In contrast, Miranda July's films serve the mess of personal relationships up raw, but laces them with an edge of pop quaintness that basically tells us that people are strange and that it will probably be all right in the end. With its quietly pretty flower motif, Paul Sietsema's film "Untitled (Beautiful Place)" might at first view be associated with the same brand of tensely cultivated innocence, but extended exposure changes all that. The film gives little apart from the idiosyncratic, oblique and obsessive relationship it establishes with the painstakingly constructed plants it inspects from every angle in a flickering light that seem to make the very access to visibility precarious. The film is a world truly folded in on itself and offering itself up for reflection as precisely that. This has nothing to do with formalist or conceptualist tautologies - i.e. with producing more or less convincing figures of aesthetic self-containment: Sietsema's work seems, rather, to observe the very gestures and conditions of withdrawal itself.

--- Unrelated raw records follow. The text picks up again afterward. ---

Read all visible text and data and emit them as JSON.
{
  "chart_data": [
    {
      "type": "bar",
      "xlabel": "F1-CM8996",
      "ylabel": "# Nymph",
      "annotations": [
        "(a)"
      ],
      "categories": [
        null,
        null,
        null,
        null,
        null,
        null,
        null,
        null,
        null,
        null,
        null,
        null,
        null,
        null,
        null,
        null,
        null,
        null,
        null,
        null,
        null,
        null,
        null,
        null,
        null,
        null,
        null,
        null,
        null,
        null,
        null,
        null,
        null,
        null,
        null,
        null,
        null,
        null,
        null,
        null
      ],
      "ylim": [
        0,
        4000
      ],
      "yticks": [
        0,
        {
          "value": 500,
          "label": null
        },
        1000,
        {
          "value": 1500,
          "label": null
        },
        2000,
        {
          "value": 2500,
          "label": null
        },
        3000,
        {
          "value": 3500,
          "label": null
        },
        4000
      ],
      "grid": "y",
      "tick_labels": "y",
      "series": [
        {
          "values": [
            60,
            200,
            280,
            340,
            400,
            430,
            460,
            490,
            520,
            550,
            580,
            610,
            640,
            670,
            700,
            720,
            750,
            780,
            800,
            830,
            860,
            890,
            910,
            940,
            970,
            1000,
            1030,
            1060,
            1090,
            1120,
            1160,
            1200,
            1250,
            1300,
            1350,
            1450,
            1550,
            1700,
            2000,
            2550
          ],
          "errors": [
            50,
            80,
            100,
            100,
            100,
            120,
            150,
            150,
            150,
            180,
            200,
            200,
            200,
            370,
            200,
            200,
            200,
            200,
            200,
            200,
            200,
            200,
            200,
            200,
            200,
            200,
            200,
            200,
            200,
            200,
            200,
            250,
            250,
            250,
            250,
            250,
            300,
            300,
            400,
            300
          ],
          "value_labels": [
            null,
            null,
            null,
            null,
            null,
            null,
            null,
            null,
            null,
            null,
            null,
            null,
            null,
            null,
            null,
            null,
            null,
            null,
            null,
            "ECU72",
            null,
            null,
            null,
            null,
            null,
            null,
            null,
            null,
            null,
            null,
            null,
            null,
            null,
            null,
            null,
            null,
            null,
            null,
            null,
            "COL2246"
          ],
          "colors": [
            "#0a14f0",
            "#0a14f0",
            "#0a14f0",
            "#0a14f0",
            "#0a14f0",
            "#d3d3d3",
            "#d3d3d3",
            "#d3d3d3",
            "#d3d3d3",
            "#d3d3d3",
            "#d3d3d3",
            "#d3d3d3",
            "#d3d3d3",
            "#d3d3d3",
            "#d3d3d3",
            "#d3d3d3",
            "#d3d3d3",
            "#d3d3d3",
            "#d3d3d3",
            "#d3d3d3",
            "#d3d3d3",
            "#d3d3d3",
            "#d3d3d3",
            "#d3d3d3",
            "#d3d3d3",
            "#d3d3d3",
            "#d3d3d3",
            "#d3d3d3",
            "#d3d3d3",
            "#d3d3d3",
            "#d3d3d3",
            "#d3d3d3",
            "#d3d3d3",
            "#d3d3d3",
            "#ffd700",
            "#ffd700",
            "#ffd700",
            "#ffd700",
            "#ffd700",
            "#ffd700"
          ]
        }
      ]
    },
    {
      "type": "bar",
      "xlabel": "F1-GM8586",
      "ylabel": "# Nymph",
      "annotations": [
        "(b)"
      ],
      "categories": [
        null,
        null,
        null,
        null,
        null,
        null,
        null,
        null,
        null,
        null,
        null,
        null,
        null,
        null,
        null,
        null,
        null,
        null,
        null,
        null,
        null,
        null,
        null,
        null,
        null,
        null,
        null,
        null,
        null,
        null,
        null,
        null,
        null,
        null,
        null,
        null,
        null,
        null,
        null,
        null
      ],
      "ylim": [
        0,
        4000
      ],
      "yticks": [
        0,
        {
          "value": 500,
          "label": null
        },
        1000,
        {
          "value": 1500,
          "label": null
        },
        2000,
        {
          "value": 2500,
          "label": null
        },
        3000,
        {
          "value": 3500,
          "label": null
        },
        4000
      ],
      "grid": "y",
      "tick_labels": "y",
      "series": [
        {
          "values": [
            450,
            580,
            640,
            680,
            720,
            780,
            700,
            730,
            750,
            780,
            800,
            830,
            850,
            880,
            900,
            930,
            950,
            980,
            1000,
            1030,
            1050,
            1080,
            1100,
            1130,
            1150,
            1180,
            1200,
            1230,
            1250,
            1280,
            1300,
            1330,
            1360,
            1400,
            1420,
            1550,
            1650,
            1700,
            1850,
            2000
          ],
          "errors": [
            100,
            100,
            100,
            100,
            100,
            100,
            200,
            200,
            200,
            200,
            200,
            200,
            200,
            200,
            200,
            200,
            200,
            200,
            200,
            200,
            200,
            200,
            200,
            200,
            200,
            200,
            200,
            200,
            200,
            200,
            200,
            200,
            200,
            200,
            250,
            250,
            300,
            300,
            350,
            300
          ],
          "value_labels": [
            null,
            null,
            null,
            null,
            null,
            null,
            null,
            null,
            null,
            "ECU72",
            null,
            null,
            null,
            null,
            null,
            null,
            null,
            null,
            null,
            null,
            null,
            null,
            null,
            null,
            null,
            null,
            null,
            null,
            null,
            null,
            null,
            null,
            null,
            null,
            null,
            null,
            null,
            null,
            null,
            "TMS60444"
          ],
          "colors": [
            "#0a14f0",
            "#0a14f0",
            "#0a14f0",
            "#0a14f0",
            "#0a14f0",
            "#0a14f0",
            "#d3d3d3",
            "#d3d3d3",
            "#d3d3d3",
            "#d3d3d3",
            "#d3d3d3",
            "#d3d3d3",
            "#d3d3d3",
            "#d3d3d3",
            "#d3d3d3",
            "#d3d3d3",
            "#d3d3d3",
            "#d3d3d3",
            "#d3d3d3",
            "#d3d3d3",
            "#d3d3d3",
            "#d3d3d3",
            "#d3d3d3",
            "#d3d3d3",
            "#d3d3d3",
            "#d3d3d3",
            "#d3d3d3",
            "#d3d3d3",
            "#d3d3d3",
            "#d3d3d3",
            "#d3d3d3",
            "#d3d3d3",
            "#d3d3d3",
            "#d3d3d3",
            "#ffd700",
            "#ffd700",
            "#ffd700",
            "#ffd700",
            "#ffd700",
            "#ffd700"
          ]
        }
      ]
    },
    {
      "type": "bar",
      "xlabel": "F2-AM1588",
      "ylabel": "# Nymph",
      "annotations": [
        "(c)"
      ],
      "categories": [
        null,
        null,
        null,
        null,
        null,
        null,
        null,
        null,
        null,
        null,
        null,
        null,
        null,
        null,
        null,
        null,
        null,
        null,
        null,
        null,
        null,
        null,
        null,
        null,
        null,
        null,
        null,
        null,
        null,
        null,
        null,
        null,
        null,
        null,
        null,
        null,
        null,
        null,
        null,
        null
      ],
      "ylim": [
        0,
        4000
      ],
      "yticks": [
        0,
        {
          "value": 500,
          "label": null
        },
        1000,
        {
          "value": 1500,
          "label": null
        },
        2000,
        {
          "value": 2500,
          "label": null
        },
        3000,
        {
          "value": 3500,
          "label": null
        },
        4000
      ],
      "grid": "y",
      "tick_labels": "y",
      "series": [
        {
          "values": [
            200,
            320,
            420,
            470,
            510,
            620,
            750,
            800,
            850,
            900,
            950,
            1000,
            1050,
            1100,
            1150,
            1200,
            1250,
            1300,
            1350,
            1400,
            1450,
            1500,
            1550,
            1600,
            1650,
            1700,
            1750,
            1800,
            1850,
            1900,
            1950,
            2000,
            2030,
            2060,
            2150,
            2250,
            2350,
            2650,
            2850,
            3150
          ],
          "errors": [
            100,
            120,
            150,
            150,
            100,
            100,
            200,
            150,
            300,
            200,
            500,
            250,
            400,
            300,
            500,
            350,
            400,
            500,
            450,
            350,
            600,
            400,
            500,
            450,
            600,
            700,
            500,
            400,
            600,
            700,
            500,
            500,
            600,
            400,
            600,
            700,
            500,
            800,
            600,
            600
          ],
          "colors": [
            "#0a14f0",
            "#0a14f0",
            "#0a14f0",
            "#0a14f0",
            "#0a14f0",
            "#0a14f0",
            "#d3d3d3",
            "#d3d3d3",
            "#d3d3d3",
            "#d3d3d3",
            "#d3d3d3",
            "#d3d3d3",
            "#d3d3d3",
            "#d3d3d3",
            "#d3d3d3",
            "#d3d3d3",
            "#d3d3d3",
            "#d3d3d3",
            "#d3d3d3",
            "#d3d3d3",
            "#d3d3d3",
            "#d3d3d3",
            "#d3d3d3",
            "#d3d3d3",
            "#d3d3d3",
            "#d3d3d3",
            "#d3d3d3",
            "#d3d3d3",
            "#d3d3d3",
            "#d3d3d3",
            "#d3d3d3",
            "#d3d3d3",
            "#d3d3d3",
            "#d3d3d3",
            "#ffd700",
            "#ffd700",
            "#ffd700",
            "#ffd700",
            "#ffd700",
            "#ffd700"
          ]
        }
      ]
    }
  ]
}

To say that this is all a far cry from the recent surge of art activism would then simply be to state the obvious. A more pressing task would be to search for the implications - or potential - of this newly minted politics of ambivalent withdrawal. "Young" American art may not exactly deliver as expected, but this fact leads to a questioning of that expectation itself. Given half a chance, the exhibition is actually a reminder not to foreclose on the issue of the politics of the aesthetic.